Member Highlight: The Central Ohio Transit Authority (COTA)
The Central Ohio Transit Authority (COTA) serves as the transit agency for Franklin County, Ohio. Since its start in 1972, COTA has evolved into a leading innovator in public transit, with its vision as its focus “to move every life forward.” The transit agency goes beyond fixed route service by providing a free downtown circulator, a bus rapid transit lite service on a Central Ohio Corridor, a direct airport line, and micro-transit in select communities to provide more efficient connections to the fixed route service outside its service area.
In addition to providing efficient and dynamic transit service, COTA has set ambitious sustainability goals. The transit agency aims to operate a fully no- or low-emission fleet by 2025 and net-zero carbon emissions by 2045. COTA is also part of the city-wide commitment to low and no emissions as part of the City of Columbus’ Climate Action Plan and believes that delivering environmentally friendly, sustainable, and affordable transportation solutions is the best way to serve all Central Ohio customers and residents.
COTA outlined its first clean-fuel initiative in 2013 and updated that plan to include electric vehicles in 2021 by purchasing its first two electric coaches. These initial additions of electric vehicles allow COTA to continually study the feasibility of electric coaches across its fleet. COTA also ensures it develops the infrastructure to support clean fuel and electric vehicles.
In 2013, COTA began investing in Compressed Natural Gas vehicles. This included building CNG processing stations onsite at its McKinley Avenue and Fields Avenue facilities. COTA has purchased approximately 28 CNG vehicles yearly. By 2025, COTA will retire its last diesel bus.
In 2021, COTA began purchasing electric transit vehicles to add to its fleet. In 2022, COTA committed to only purchase zero-emission buses. Currently, COTA has 10 electric buses with 14 more scheduled for delivery by the end of the year and 26 ordered for delivery in 2024. COTA’s fleet has 251 CNG, 10 electric, and 41 diesel vehicles, with at least 8 of those planned for retirement by the end of 2023.
COTA is very active in obtaining federal grants for its sustainability efforts. In 2022, COTA was awarded $26.7 million in grants from the U.S. Department of Transportation’s Federal Transit Administration (FTA), to purchase 28 battery-electric transit vehicles. Beginning in 2025, COTA plans to buy 28 electric transit vehicles yearly.
COTA is looking at the best ways to integrate electric vehicles into the transit system. COTA’s latest tests show these vehicles get about 150 miles on a single charge. Hence, it is critical to performance to determine the best placement so they are deployed efficiently and can quickly come in and out of service for charging.
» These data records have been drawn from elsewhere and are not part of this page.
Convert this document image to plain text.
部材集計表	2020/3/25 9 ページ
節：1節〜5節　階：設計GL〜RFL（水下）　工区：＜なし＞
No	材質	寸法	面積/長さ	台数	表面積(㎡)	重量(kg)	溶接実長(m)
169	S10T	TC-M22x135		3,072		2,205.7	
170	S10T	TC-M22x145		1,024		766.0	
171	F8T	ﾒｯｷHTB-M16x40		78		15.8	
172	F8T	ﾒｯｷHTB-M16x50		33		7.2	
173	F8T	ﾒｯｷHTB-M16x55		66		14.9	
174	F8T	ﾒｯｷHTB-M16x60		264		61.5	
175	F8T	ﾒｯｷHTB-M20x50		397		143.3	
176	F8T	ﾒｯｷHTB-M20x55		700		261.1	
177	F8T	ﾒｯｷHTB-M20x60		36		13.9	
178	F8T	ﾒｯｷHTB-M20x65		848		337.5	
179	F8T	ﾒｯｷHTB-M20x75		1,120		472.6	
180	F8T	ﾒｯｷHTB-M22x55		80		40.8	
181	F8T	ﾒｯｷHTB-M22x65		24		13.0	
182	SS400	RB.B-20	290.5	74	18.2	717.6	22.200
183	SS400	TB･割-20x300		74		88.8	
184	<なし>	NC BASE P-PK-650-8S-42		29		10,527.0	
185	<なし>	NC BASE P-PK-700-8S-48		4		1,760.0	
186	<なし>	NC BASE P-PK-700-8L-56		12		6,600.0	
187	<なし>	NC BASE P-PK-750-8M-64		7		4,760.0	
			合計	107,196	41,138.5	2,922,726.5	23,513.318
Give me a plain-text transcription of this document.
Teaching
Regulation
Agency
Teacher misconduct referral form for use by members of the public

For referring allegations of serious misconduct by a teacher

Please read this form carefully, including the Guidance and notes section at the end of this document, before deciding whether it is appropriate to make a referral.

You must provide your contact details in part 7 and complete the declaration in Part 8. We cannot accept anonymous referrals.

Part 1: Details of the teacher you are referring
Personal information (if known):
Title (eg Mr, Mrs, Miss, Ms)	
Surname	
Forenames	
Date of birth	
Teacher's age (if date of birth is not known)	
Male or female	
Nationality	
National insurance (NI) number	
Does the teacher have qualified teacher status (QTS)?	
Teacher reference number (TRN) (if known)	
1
In 2024, COTA plans to install 6 pantograph chargers at strategic locations on high-traffic transit lines to charge electric buses during their routes.
COTA is also nearing the end of a significant $65 million renovation to the primary transit facility at McKinley Avenue, which includes expanding electric charging capabilities to ease the transition to diesel-free transit vehicles by ensuring the charging infrastructure is in place to meet new electric vehicle demands.
Clean Fuels Ohio is proud to have COTA as a Platinum Level Member of our organization and a leader in sustainable mobility. We recognize that Communities that invest in public transit reduce the nation’s carbon emissions by 63 million metric tons annually, according to the American Public Transit Association. Thank you, COTA, for your leadership in moving more people with clean-powered transit vehicles and your support as a CFO Member!
“Delivering environmentally friendly transportation solutions helps keep our neighborhoods healthy and prosperous. We are now ahead of the curve in reducing greenhouse gas emissions by 9% between 2012 and 2020, while the Central Ohio region saw a 40% increase in transportation-related GHG emissions. That reduction equates to $10M savings for Franklin County largely through improved health outcomes in our own neighborhoods. Though transit isn’t typically a major contributor to greenhouse gas emissions, our ability to provide efficient, equitable transit can be a powerful part of the solution.”